The gradient and Hessian of $L$ are
\begin{equation}
\mathbf{L'(h)}=\sum_{i=1}^N\left[-\mathbf{J}_i^\top\mathbf{Q}_i\mathbf{r}_i+\mathbf{J}_i^\top\mathbf{Q}_i\mathbf{J}_i\mathbf{h}\right]\hspace{20mm}\mathbf{L''(h)}=\sum_{i=1}^N\mathbf{J}_i^\top\mathbf{Q}_i\mathbf{J}_i
\end{equation}
The Hessian is independent of $\mathbf{h}$, symmetric and positive definite if $\mathbf{J}$ has full rank. Hence $L$ is minimum when $\mathbf{L'(h)}$ is zero vector. The step $\mathbf{h}$ can be calculated by,
\begin{equation}
\left[\sum_{i=1}^N\mathbf{J}_i^\top\mathbf{Q}_i\mathbf{J}_i\right]\mathbf{h}=\sum_{i=1}^N\mathbf{J}_i^\top\mathbf{Q}_i\mathbf{r}_i=\sum_{i=1}^N\mathbf{J}_i^\top\mathbf{Q}_i\left(\hat{\mathbf{y}}_i-\mathbf{y}(t_i,\mathbf{k})\right)
\end{equation}
so that
\begin{equation}
\mathbf{Hh=-g}
\end{equation}
GN method is not quadratic convergent if $\mathbf{r}_i$ is not zero around the solution.

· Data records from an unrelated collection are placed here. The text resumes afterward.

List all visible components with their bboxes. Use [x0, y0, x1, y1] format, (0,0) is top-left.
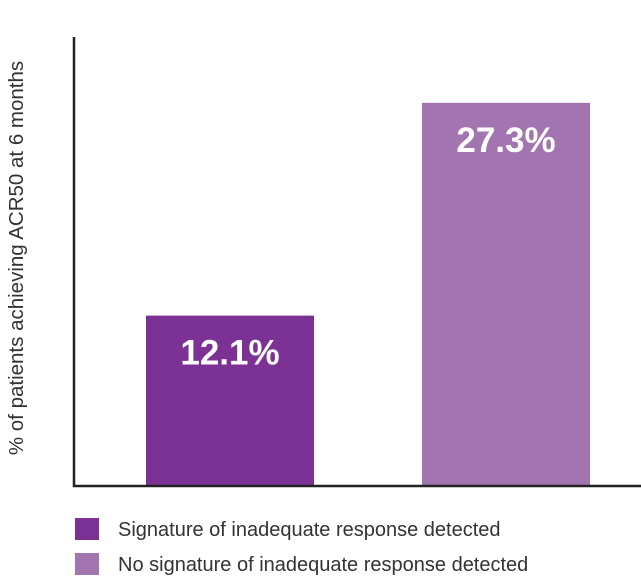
legend-swatch-2 — [75, 553, 99, 575]
axes-layer — [72, 37, 641, 488]
legend-swatch-1 — [75, 518, 99, 540]
bar-2 — [422, 102, 590, 486]
bar-1 — [146, 315, 314, 485]
y-axis-label: % of patients achieving ACR50 at 6 month… — [5, 61, 28, 455]
bar-value-label-2: 27.3% — [456, 121, 555, 160]
bars-layer: 12.1% 27.3% — [146, 102, 590, 486]
bar-value-label-1: 12.1% — [180, 334, 279, 373]
legend: Signature of inadequate response detecte… — [75, 518, 528, 576]
legend-label-1: Signature of inadequate response detecte… — [118, 519, 501, 541]
legend-label-2: No signature of inadequate response dete… — [118, 554, 528, 576]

## Levenberg-Marquardt method
In Levenberg-Marquardt (LM) method, GN method is used with a damping term,
\begin{equation*}
\left[\sum_{i=1}^N\mathbf{J}_i^\top\mathbf{Q}_i\mathbf{J}_i+\mu\mathbf{I}\right]\mathbf{h}_\text{lm}=\sum_{i=1}^N\mathbf{J}_i^\top\mathbf{Q}_i\mathbf{r}_i
\end{equation*}
For large $\mu$, $\mathbf{h}_\text{lm}\simeq-\frac{1}{\mu}\mathbf{L'(0)}$ is a short step in the steepest descent direction. This is good if the estimation is far from the solution. If $\mu$ is very small, LM method is nearly GN method which is almost quadratic convergent if $S(\mathbf{k})$ is close to zero.
### Initial $\mu$
The initial value of $\mu$ is maximum diagonal element of $\mathbf{H}_0=\sum\mathbf{J}_i(\mathbf{k}_0)^\top\mathbf{Q}_i\mathbf{J}_i(\mathbf{k}_0)$,
\begin{equation*}
\mu_0=\tau\cdot\max[\text{diagonal}(\mathbf{H}_0)]
\end{equation*}
where $\tau$ is small such as $10^{-6}$ if $\mathbf{k}_0$ is believed to be a good approximation or large such as $10^{-3}$ or $1$ otherwise.
### Gain ratio
The updating of $\mu$ is controlled by the gain ratio
\begin{equation*}
\rho=\frac{S(\mathbf{k})-S(\mathbf{k+h}_\text{lm})}{L(\mathbf{0})-L(\mathbf{h}_\text{lm})}
\end{equation*}
The denominator is the gain predicted by the linear model,
\begin{align*}
L(\mathbf{0})-L(\mathbf{h}_\text{lm})=&\mathbf{h}_\text{lm}^\top\sum_{i=1}^N\mathbf{J}_i\mathbf{Q}_i\mathbf{r}_i-\frac{1}{2}\mathbf{h}^\top_\text{lm}\left[\sum_{i=1}^N\mathbf{J}_i\top\mathbf{Q}_i\mathbf{J}_i\right]\mathbf{h}_\text{lm}\\
                   =&\frac{1}{2}\mathbf{h}_\text{lm}^\top\left(2\sum_{i=1}^N\mathbf{J}_i\mathbf{Q}_i\mathbf{r}_i-\left[\sum_{i=1}^N\mathbf{J}^\top_i\mathbf{Q}_i\mathbf{J}_i+\mu\mathbf{I}\right]\mathbf{h}_\text{lm}+\mu\mathbf{I}\mathbf{h}_\text{lm}\right)\\
                   =&\frac{1}{2}\mathbf{h}_\text{lm}^\top\left(\sum_{i=1}^N\mathbf{J}_i^\top\mathbf{Q}_i\mathbf{r}_i+\mu\mathbf{h}_\text{lm}\right)\\
                   =&\frac{1}{2}\mathbf{h}_\text{lm}^\top\left(-\mathbf{g}+\mu\mathbf{h}_\text{lm}\right)
\end{align*}
A large value of $\rho$ indicates that $L(\mathbf{h}_\text{lm})$ is a good approximation of $S(\mathbf{k+h}_\text{lm})$ so $\mu$ can be decreased so that LM is closer to GN method.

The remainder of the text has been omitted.